Being born and raised a speaker of English in an isolated part of the world, I never thought it important nor possible to pick up another language. Turns out I was wrong on both accounts! Bi-bilingualism is associated credibly with enhanced high level thought, multi-tasking and attention span, and is also incredibly possible to achieve by putting the following five simple measures in place.
5. Get an App
Download an app or some software for your computer and get into it, today! There are a multitude of free online learning platforms like Duolingo (the worlds most popular way to learn a new language) that turn learning into a fun, interactive, rewarding experience. Use it during times your brain's usually idle, like while eating breakfast, on the train or waiting in line for something. Something like this is great for building your vocabulary to a point where you can start stringing simple sentences together. Keep a list of phrases you think important from your chosen app and read through them from time to time.
4. Immerse Yourself
Find as much media as possible from the language you'd like to learn (newspapers, magazines, television, YouTube channels etc.) and get stuck into it! The best way to begin with this is to watch your favorite movies, TV series or doco's with subtitles of the language you'd like to learn. This'll give you a gauge on how the language sounds, what words are being used for what and how grammar may differ from your own language. Change the language of your phone and facebook to your desired language. It'll be a pain in the ass at first (trust me) but understanding it will soon be second nature.
3. Find a Native
Find somebody in your area that speaks the language you wish to learn and meet up! They may also wish to improve their English, making it a win win situation. Schedule regular meetings and take notes on what to practice in between catch ups. Using software is great, but it lacks the human element of colloquialism. There was much for me to learn when switching from using language software to speaking with locals i.e. pronunciation, regional differences, obsolete words. Think of how much English has evolved since you were a child, other languages do that too.
Learning a language takes practice! Make time for yourself every day to do a little dedicated practice, even if it is just 10 minutes (that's only 2.5% of your day!).
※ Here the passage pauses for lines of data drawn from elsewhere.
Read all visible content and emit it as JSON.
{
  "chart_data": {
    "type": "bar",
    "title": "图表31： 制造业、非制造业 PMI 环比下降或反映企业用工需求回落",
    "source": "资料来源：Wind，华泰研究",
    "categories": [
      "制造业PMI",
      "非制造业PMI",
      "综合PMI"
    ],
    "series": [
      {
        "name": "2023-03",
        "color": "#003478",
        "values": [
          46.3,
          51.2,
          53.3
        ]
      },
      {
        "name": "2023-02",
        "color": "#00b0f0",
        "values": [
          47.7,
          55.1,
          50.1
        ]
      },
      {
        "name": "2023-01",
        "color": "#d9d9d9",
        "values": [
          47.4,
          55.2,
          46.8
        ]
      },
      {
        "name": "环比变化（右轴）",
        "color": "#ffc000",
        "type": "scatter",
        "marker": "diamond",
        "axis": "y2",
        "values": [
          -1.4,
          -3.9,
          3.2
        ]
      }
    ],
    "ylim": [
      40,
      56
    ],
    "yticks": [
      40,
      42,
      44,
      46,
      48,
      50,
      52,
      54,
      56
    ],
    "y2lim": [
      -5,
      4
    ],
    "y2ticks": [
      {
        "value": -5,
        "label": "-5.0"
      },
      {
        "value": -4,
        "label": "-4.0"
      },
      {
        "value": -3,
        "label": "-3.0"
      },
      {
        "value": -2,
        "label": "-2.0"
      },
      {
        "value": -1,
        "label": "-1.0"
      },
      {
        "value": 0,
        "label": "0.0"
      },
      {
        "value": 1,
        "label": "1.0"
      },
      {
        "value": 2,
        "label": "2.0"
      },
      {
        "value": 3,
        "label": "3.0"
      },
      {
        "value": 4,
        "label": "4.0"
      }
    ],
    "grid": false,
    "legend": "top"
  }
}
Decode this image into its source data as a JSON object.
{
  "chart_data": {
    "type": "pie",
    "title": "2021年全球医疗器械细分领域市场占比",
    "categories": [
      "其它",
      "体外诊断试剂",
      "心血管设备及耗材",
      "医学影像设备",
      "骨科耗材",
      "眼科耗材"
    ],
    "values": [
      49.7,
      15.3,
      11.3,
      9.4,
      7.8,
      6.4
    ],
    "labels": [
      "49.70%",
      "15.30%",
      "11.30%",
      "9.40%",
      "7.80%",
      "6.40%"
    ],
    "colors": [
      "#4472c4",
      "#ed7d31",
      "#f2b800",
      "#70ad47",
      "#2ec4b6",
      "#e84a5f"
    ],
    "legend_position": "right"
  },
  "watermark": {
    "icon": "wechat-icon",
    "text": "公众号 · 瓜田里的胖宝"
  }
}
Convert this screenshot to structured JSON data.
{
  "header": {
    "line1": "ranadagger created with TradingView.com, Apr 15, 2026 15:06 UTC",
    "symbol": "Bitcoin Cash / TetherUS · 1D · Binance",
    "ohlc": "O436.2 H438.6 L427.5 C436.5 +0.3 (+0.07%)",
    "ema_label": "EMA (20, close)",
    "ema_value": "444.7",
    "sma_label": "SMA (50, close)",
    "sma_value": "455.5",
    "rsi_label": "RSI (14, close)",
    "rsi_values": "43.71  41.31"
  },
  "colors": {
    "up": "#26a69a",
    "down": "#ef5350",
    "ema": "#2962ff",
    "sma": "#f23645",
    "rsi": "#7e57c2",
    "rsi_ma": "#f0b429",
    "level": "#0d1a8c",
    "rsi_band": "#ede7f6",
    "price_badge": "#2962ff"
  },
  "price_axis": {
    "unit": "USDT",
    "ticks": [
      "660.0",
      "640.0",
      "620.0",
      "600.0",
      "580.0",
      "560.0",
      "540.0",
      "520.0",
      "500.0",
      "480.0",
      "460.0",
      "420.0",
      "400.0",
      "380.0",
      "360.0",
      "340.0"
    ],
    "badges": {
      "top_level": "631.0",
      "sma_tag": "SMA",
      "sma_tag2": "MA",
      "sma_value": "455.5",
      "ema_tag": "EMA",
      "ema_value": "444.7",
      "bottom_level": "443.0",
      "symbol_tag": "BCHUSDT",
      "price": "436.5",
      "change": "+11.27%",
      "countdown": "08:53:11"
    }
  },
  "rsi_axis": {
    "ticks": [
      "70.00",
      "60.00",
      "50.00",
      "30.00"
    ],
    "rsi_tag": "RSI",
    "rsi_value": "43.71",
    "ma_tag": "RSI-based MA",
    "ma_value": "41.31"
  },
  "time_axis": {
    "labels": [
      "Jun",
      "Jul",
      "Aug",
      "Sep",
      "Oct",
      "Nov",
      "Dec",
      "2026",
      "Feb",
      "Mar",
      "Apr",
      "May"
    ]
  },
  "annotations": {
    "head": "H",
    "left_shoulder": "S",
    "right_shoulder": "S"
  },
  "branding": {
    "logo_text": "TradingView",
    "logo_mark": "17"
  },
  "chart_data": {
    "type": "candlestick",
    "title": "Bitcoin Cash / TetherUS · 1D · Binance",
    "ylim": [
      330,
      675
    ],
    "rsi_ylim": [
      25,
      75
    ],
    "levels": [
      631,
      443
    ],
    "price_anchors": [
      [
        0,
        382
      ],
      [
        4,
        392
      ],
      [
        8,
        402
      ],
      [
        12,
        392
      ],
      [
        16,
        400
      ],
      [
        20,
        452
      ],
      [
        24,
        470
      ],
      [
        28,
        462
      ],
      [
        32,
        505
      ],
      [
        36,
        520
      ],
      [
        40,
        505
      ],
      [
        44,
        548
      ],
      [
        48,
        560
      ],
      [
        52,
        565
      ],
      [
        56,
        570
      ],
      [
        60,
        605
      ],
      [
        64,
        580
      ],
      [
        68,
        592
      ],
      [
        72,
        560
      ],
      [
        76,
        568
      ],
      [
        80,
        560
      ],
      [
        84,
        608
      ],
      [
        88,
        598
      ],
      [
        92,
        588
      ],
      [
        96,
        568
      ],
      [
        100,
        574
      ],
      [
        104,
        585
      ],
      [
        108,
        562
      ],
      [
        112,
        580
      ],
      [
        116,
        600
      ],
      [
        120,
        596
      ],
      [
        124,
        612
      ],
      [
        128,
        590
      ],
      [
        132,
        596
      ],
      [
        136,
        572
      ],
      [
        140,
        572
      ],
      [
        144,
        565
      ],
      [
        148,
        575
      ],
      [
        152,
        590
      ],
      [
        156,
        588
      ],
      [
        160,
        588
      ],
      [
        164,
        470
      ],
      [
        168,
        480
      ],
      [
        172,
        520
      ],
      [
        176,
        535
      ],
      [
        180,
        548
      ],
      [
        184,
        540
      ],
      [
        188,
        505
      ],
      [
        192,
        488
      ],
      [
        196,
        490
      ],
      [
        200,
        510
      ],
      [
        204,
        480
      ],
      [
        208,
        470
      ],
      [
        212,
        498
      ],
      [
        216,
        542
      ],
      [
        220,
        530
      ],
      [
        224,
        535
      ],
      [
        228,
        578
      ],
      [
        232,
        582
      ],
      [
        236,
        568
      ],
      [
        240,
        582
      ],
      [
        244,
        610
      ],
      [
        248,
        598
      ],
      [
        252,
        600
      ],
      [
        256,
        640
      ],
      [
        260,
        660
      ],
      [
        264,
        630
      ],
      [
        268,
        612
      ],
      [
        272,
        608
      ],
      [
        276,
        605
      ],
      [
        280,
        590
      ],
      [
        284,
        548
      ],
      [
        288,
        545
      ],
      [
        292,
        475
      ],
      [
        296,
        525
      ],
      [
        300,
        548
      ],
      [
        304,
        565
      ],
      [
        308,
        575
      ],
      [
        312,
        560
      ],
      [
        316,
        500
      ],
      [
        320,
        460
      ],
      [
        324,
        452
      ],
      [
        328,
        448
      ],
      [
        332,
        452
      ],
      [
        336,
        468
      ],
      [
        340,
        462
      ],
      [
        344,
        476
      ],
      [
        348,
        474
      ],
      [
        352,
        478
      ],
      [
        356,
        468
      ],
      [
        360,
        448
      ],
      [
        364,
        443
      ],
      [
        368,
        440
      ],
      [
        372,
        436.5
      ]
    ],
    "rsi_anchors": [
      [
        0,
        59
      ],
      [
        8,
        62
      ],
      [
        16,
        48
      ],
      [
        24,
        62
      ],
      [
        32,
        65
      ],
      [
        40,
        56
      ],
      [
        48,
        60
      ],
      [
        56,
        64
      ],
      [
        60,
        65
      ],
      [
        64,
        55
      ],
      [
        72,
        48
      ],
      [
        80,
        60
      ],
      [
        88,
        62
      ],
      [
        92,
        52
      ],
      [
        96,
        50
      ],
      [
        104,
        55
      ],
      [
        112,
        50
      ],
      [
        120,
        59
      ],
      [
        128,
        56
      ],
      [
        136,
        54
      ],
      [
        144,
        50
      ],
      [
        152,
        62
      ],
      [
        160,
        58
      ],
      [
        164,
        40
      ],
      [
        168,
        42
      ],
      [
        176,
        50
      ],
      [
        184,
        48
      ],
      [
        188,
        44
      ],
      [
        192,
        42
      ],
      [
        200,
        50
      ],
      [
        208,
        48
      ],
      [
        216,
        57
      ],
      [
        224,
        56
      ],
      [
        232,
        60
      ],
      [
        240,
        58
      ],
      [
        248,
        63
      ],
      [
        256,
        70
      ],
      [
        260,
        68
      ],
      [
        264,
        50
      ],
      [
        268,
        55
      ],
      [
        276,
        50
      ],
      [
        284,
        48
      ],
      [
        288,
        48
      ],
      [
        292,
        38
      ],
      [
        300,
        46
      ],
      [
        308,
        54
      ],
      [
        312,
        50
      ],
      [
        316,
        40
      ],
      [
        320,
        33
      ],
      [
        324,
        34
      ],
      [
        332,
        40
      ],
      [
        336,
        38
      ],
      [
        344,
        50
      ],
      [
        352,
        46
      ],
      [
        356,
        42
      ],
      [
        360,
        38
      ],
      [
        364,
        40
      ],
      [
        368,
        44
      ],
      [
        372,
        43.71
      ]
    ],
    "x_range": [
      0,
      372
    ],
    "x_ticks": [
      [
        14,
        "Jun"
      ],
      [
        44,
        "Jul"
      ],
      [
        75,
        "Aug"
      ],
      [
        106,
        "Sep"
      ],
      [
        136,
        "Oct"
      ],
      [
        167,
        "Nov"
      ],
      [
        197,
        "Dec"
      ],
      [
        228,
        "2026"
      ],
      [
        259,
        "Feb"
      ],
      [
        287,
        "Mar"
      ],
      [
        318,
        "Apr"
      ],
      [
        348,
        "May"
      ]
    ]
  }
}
This'll ensure that your new language is always in your thoughts and on the tip of your tongue. You'll begin to think in the language. Have a go at narrating your day to day actions in your thoughts with your new language. This keeps is fresh in the mind and highlights areas that need work. Make language podcasts a part of your routine from when you're in transit, grocery shopping or exercising.
1. Don't Be Afraid
Whenever you get the chance to use your new language, just go for it! You're going to feel like an idiot sometimes and you're going to muck up. A LOT. But that's half the fun! I've found from my own experiences that locals more often than not are overjoyed at your attempts to learn their mother tongue. You'll undoubtedly surprise yourself at the ease of which certain phrases communicate your ideas in exactly the same fashion English does.
A saying rings true in my mind when hesitant to use my Dutch "Speak to a man in a foreign language and you speak to his brain. Speak to him in his own language and you speak to his soul!".
Learning a new language has been (to date) one of the coolest things that life has yet offered me and I'd like for you to also share this wonder.
So start off simple with an app, then immerse yourself, find a local, practice daily and take a leap of faith. In no time you'll be having a conversation in a language you only just decided to learn!